Milano 20 Novembre – Sono giornate convulse, piene di notizie che arrivano dalla Francia: il terrorismo islamico è sbarcato in maniera violenta e organizzata in Europa. Le nostre vite da venerdì scorso sono sempre più condizionate in tutto. Ammettiamolo: chi di noi uscendo di casa non pensa alla propria destinazione e ai rischi che potrebbe incorrere prendendo mezzi pubblici o frequentando locali, ristoranti, centri commerciali? Siamo consci che da venerdì scorso non esistono più obiettivi sensibili, ogni locale pubblico, ristorante o teatro può essere obiettivo di questi farabutti che uccidono in nome di un dio diverso da quello di qualsiasi religione. Anche di quella mussulmana vera e moderata, che in realtà condanna la violenza e la morte. Questi terroristi sono dei pazzi lucidi, che usano il loro testo sacro a scopo bellico interpretandolo in maniera estrema e violenta. Non voglio addentrarmi troppo sulle ragioni e sulle delicate questioni di questo genere di terrorismo, ma sulle conseguenze che queste azioni provocano nella vita di tutti noi.
Viaggio molto per lavoro soprattutto sull’asse Italia Inghilterra. I miei pensieri iniziano quando al mattino presto mi trovo a Malpensa nella lunga coda per i controlli di sicurezza. Come al solito i miei pensieri vanno all’inefficienza italiana: i flussi e le code rientrano ormai nei “prodotti tipici” del nostro paese. Durante i controlli sono uno dei pochi che spera di essere perquisito a fondo. Si, penso che se i controllori sono puntigliosi e pignoli con il sottoscritto, lo sono anche con il resto dei passeggeri che potrebbero essere sul mio stesso volo. Poi in aereo sono quasi sempre seduto nelle prime file, e il mio sguardo è attento a osservare i “compagni di viaggio” che accedono alla ricerca del proprio posto. Inutile negare che guardo ogni faccia, e cerco di analizzare la provenienza etnica. I visi mediorientali e arabeggianti sono quelli che m’intimoriscono di più. Poi osservo fuori dal finestrino gli addetti allo stivaggio dei bagagli e e il mio pensiero va al volo esploso sul Sinai qualche giorno fa. Si dice che probabilmente un esplosivo è stato inserito proprio nella stiva insieme alle valige…

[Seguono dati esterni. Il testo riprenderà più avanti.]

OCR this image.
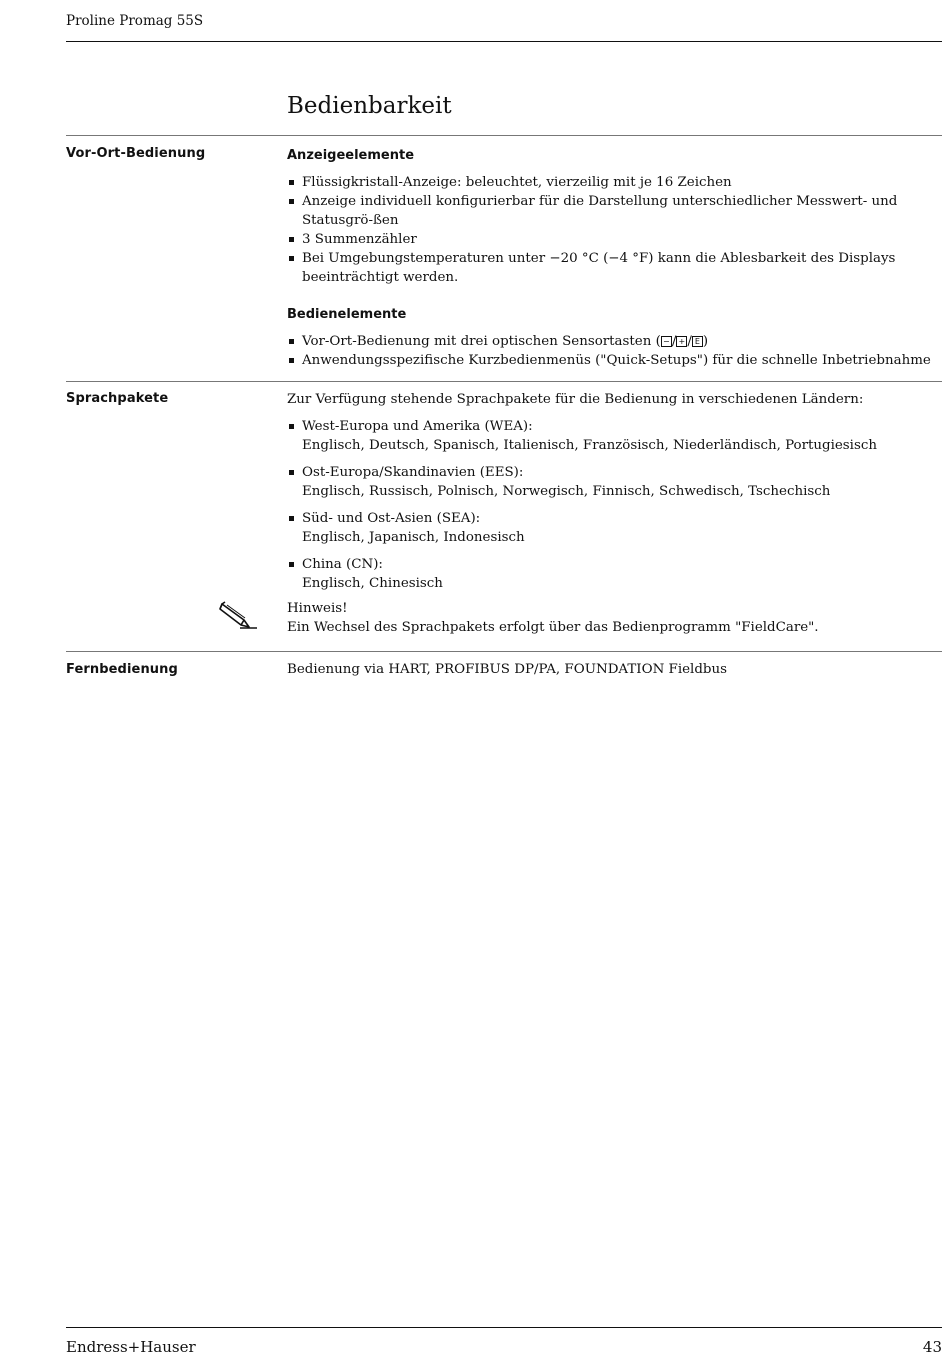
Proline Promag 55S
Bedienbarkeit
Vor-Ort-Bedienung	Anzeigeelemente
Flüssigkristall-Anzeige: beleuchtet, vierzeilig mit je 16 Zeichen
Anzeige individuell konfigurierbar für die Darstellung unterschiedlicher Messwert- und Statusgrö-ßen
3 Summenzähler
Bei Umgebungstemperaturen unter −20 °C (−4 °F) kann die Ablesbarkeit des Displays beeinträchtigt werden.
Bedienelemente
Vor-Ort-Bedienung mit drei optischen Sensortasten ( − / + / E )
Anwendungsspezifische Kurzbedienmenüs ("Quick-Setups") für die schnelle Inbetriebnahme
Sprachpakete	Zur Verfügung stehende Sprachpakete für die Bedienung in verschiedenen Ländern:
West-Europa und Amerika (WEA):
Englisch, Deutsch, Spanisch, Italienisch, Französisch, Niederländisch, Portugiesisch
Ost-Europa/Skandinavien (EES):
Englisch, Russisch, Polnisch, Norwegisch, Finnisch, Schwedisch, Tschechisch
Süd- und Ost-Asien (SEA):
Englisch, Japanisch, Indonesisch
China (CN):
Englisch, Chinesisch
Hinweis!
Ein Wechsel des Sprachpakets erfolgt über das Bedienprogramm "FieldCare".
Fernbedienung	Bedienung via HART, PROFIBUS DP/PA, FOUNDATION Fieldbus
Endress+Hauser	43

Questo è un piccolo esempio di come il terrorismo fa breccia nella mia mente e di come la condiziona. Tuttavia anche a Milano evito il più possibile di usare la metropolitana se non strettamente necessaria, non metto piede nei grandi magazzini del centro e non mi piace l’idea di andare al cinema. Tutte cose che ho sempre fatto volentieri e senza pensieri. La tensione è alta in tutta Europa. Ho parlato con conoscenti in Inghilterra che da venerdì non escono di casa, a Parigi lo scoppio di un petardo crea panico per le strade. A Roma è alta la tensione per il Giubileo alle porte. Il livello di allerta è stato alzato, e la tensione si respira ovunque.
In molti in questi giorni abbiamo guardato la televisione alla ricerca di rassicurazioni circa l’incolumità per noi Italiani. Prendo a campione Porta a Porta dove si è assistito alla recita del ministro degli interni che esalta i piani di prevenzione messi in atto dal nostro governo, e al leader dell’opposizione che screditava violentemente e sul piano personale l’operato del ministro stesso. Non entro nel merito di questioni politiche e su chi abbia ragione, tuttavia credo che in questo momento di scuotimento e angoscia i nostri politici dovrebbero dare un’immagine di coerenza e rassicurazione uniforme. Queste tensioni e questi conflitti verbali in prima serata dividono solamente il paese e creano ulteriori attriti fra cittadini già turbati dal terrorismo sempre più vicino. Ora più che mai abbiamo bisogno di condizionamenti costruttivi che ci aiutino ad affrontare la nostra quotidianità con minore tensione.
Scompiglio politico, terrore e perdita di controllo sono gli obiettivi principali dei terroristi, al di la delle centinaia di morti provocate durante gli attacchi. Coesione, controllo e unità d’intenti, è forse l’arma più forte che un Paese dovrebbe cercare nella lotta al terrore. Non lasciamoci condizionare dai terroristi, ma nemmeno dai dibattiti violenti in tv o dai titoli delle prime pagine eccessive di qualche quotidiano all’indomani della strage.